Note: How to remove empty page in document

@thiru1711,

MS Word 2019 reports that there are 16 pages in your “TestEmpty1.docx” Word document. But, when we convert it to PDF by using latest 20.7 version of Aspose.Words for .NET, it produces 15 pages in PDF (see 20.7.pdf (160.4 KB)). The LayoutCollector class belongs to the same Layout engine that Aspose.Words uses to render Word documents to PDF format. So, first we need to fix the problem with PDF and then you should be able to use the same code from my previous post to remove selected Pages.

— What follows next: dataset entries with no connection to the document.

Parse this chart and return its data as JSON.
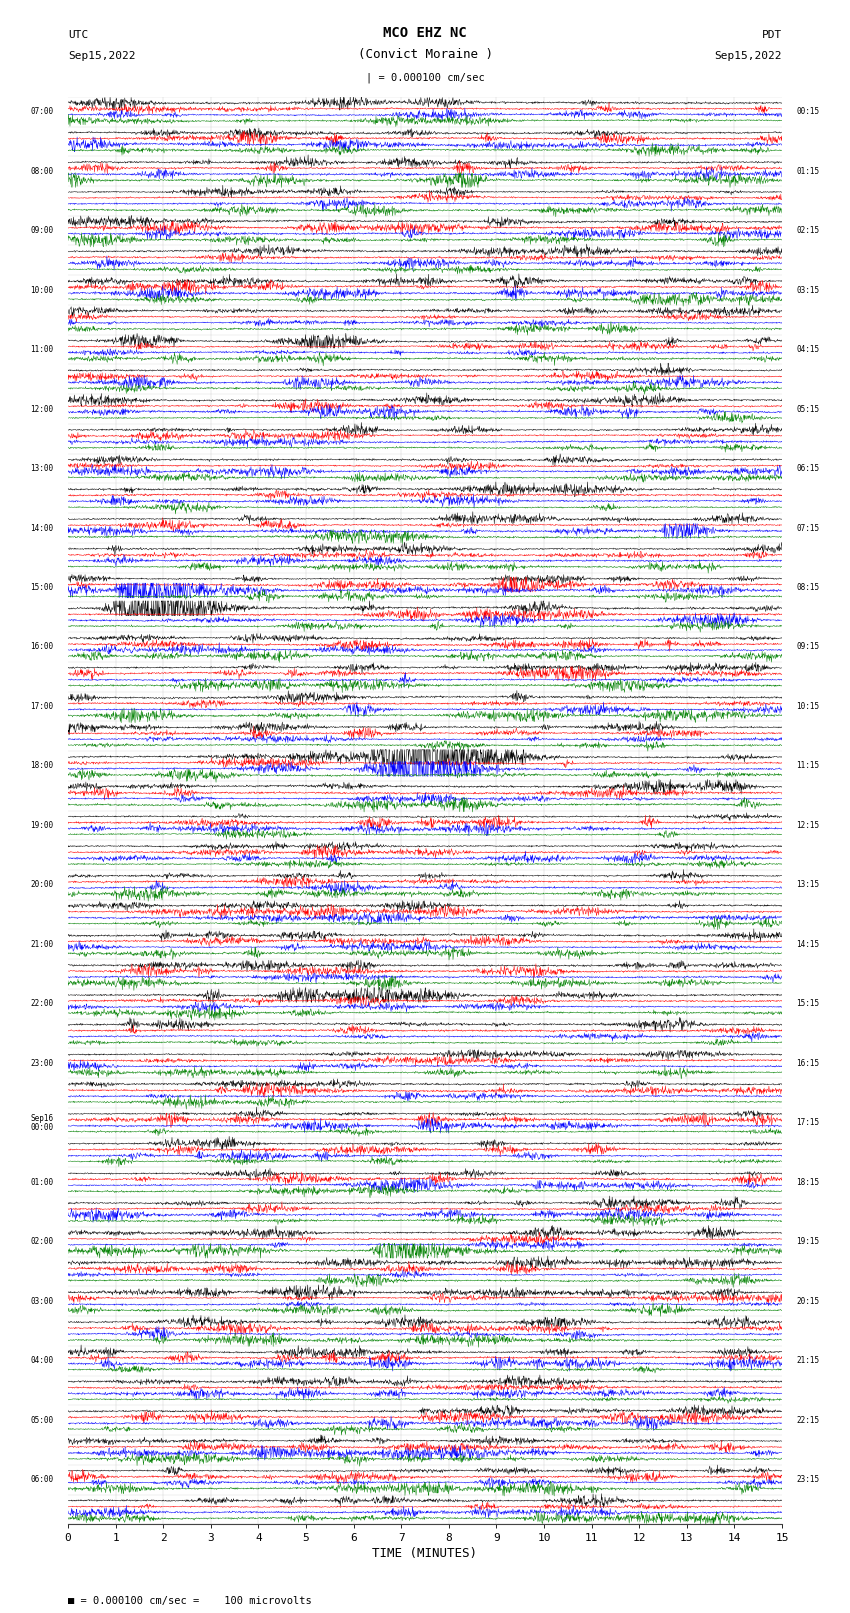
{
  "title_line1": "MCO EHZ NC",
  "title_line2": "(Convict Moraine )",
  "scale_label": "| = 0.000100 cm/sec",
  "footer_label": "= 0.000100 cm/sec =    100 microvolts",
  "utc_label": "UTC",
  "pdt_label": "PDT",
  "date_left": "Sep15,2022",
  "date_right": "Sep15,2022",
  "xlabel": "TIME (MINUTES)",
  "bg_color": "#ffffff",
  "trace_colors": [
    "black",
    "red",
    "blue",
    "green"
  ],
  "n_rows": 48,
  "fig_width": 8.5,
  "fig_height": 16.13,
  "left_times": [
    "07:00",
    "",
    "08:00",
    "",
    "09:00",
    "",
    "10:00",
    "",
    "11:00",
    "",
    "12:00",
    "",
    "13:00",
    "",
    "14:00",
    "",
    "15:00",
    "",
    "16:00",
    "",
    "17:00",
    "",
    "18:00",
    "",
    "19:00",
    "",
    "20:00",
    "",
    "21:00",
    "",
    "22:00",
    "",
    "23:00",
    "",
    "Sep16\n00:00",
    "",
    "01:00",
    "",
    "02:00",
    "",
    "03:00",
    "",
    "04:00",
    "",
    "05:00",
    "",
    "06:00",
    ""
  ],
  "right_times": [
    "00:15",
    "",
    "01:15",
    "",
    "02:15",
    "",
    "03:15",
    "",
    "04:15",
    "",
    "05:15",
    "",
    "06:15",
    "",
    "07:15",
    "",
    "08:15",
    "",
    "09:15",
    "",
    "10:15",
    "",
    "11:15",
    "",
    "12:15",
    "",
    "13:15",
    "",
    "14:15",
    "",
    "15:15",
    "",
    "16:15",
    "",
    "17:15",
    "",
    "18:15",
    "",
    "19:15",
    "",
    "20:15",
    "",
    "21:15",
    "",
    "22:15",
    "",
    "23:15",
    ""
  ],
  "seed": 12345
}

We have logged the following issues in our bug tracking system.

WORDSNET-20829: Table Rows being pushed to previous Pages in PDF
WORDSNET-20830: Preserve empty page during Word DOCX to PDF Conversion

We will further look into the details of these problems and will keep you updated on the status of corrections. We apologize for your inconvenience.

The issues you have found earlier (filed as WORDSNET-20829,WORDSNET-20830) have been fixed in this Aspose.Words for .NET 22.3 update also available on NuGet.